Hopping back seamlessly into the electric fury that is High On Fire, the title track from the band’s latest effort, “Luminiferous” was a masterpiece of aggression. Hypersonic guitars and breakneck drumming was a clear indication that the members of High on Fire have great adulation for the pioneers of Thrash, and their homage was flawless. Returning to the new album again, “The Falconist” was, for High on Fire, a medium-paced number. While the song treaded along “lightly,” the music was anything but. Matz’ bass playing was direct, plodding, and to the point throughout as Pike played a classic Doom riff and Kensel deftly interjected brisk fills.

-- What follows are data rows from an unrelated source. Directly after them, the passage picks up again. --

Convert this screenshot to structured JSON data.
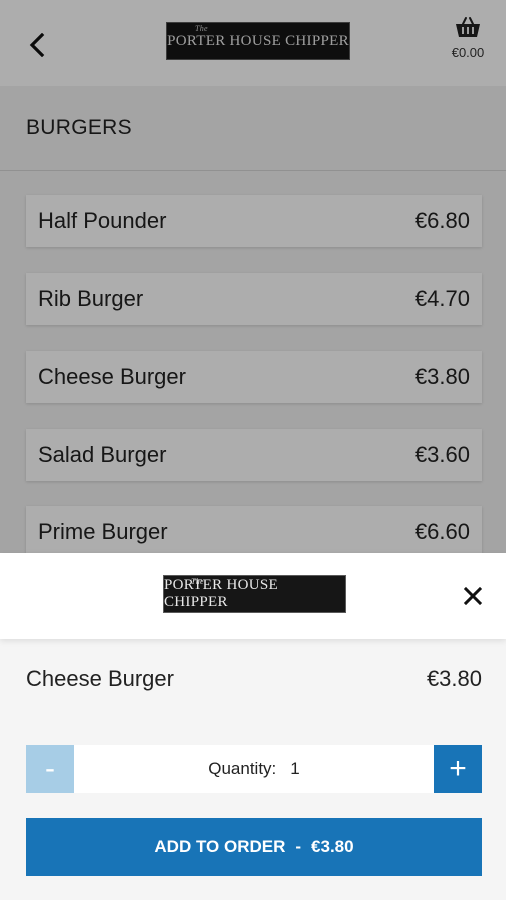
{
  "header": {
    "logo_small": "The",
    "logo_text": "PORTER HOUSE CHIPPER",
    "basket_total": "€0.00"
  },
  "section": {
    "title": "BURGERS"
  },
  "menu_items": [
    {
      "name": "Half Pounder",
      "price": "€6.80"
    },
    {
      "name": "Rib Burger",
      "price": "€4.70"
    },
    {
      "name": "Cheese Burger",
      "price": "€3.80"
    },
    {
      "name": "Salad Burger",
      "price": "€3.60"
    },
    {
      "name": "Prime Burger",
      "price": "€6.60"
    }
  ],
  "sheet": {
    "logo_small": "The",
    "logo_text": "PORTER HOUSE CHIPPER",
    "item_name": "Cheese Burger",
    "item_price": "€3.80",
    "minus_label": "-",
    "plus_label": "+",
    "quantity_label": "Quantity:",
    "quantity_value": "1",
    "add_label": "ADD TO ORDER",
    "add_separator": "-",
    "add_total": "€3.80"
  },
  "icons": {
    "back": "chevron-left-icon",
    "basket": "basket-icon",
    "close": "close-icon"
  },
  "colors": {
    "accent": "#1874b7",
    "accent_disabled": "#a7cde6",
    "logo_bg": "#161616"
  }
}
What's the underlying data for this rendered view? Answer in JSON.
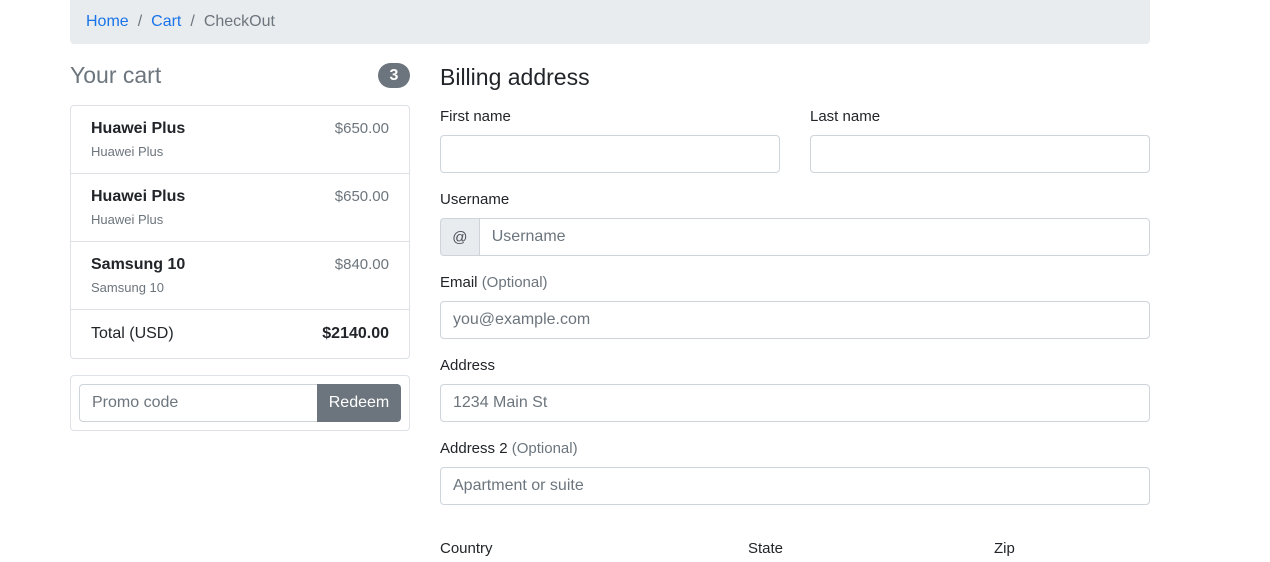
{
  "breadcrumb": {
    "home": "Home",
    "cart": "Cart",
    "current": "CheckOut",
    "separator": "/"
  },
  "cart": {
    "title": "Your cart",
    "count": "3",
    "items": [
      {
        "name": "Huawei Plus",
        "desc": "Huawei Plus",
        "price": "$650.00"
      },
      {
        "name": "Huawei Plus",
        "desc": "Huawei Plus",
        "price": "$650.00"
      },
      {
        "name": "Samsung 10",
        "desc": "Samsung 10",
        "price": "$840.00"
      }
    ],
    "total_label": "Total (USD)",
    "total_amount": "$2140.00"
  },
  "promo": {
    "placeholder": "Promo code",
    "button": "Redeem"
  },
  "billing": {
    "title": "Billing address",
    "first_name_label": "First name",
    "last_name_label": "Last name",
    "username_label": "Username",
    "username_addon": "@",
    "username_placeholder": "Username",
    "email_label": "Email",
    "email_optional": "(Optional)",
    "email_placeholder": "you@example.com",
    "address_label": "Address",
    "address_placeholder": "1234 Main St",
    "address2_label": "Address 2",
    "address2_optional": "(Optional)",
    "address2_placeholder": "Apartment or suite",
    "country_label": "Country",
    "state_label": "State",
    "zip_label": "Zip"
  },
  "colors": {
    "link": "#1a73e8",
    "muted": "#6c757d",
    "secondary_button": "#6c757d",
    "breadcrumb_bg": "#e9ecef"
  }
}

“Cometh Down Hessian,” with its slinky intro, provided a brief respite from the insanity, but the song quickly took off into a death spiral of feedback and gruff vocals. Hurried along by pounding, intricate drumming, “The Sunless Years” showed that the band need not rely on screeching guitars and typical Heavy Metal fodder as the drums were center stage throughout most of the song. Rather than being the bedrock on which Pike plays over, here they were the lead instrument, providing the melody, confirmation that High On Fire is not only always willing to go beyond expectations, but more than capable.
“10,000 Years” featured an extended drums and bass intro with the guitar steadily escalating before taking the lead. Here it was evident that early Heavy Metal pioneers like Black Sabbath, Blue Cheer, and Sir Lord Baltimore have had a significant influence on the band. A sludgy riff, sparse drumming, and purposeful bass playing had the guitars front and center for the nearly eight minute jaunt. Set closer “Slave the Hive” was Thrash on steroids. At a point during a show when many bands would be running out of steam, High On Fire played their fastest, by quite a bit, tune of the night.
After a brief exit, the band came back on stage for a two song encore. First up was “Fertile Green.” With speed of sound drumming throughout, the song was anything but an exercise in restraint. It was as if all three members of the band had engaged in a race to the end of the song, and there were no breaks for soloing. All of the flourishes on guitar took place during the mad rush. Show closer “Snakes for the Divine” featured a riff that would make the best bands of the New Wave of British Heavy Metal proud. Clocking in at over eight minutes, the track meandered, but never wavered. Soaring guitar solos throughout kept the crowd fired up, and as the last minute or so took off into a completely different direction musically, it felt as if the song could have gone on for another eight minutes, which would have been just fine with the packed house.
High On Fire’s North American tour has come to an end and the band is heading over to Europe for a tour starting in October. They will most certainly be back touring North America sooner rather than later. A show with a diverse lineup such as this is sure to please any Metal fan. From the Metal stylings of Venomous Maximus, to the cinematic Doom of Lucifer, to the powerhouse Sludge of Pallbearer, and the complex Stoner-Rock of High On Fire, there was a little something for everyone. For most, the show was ear candy from start to finish.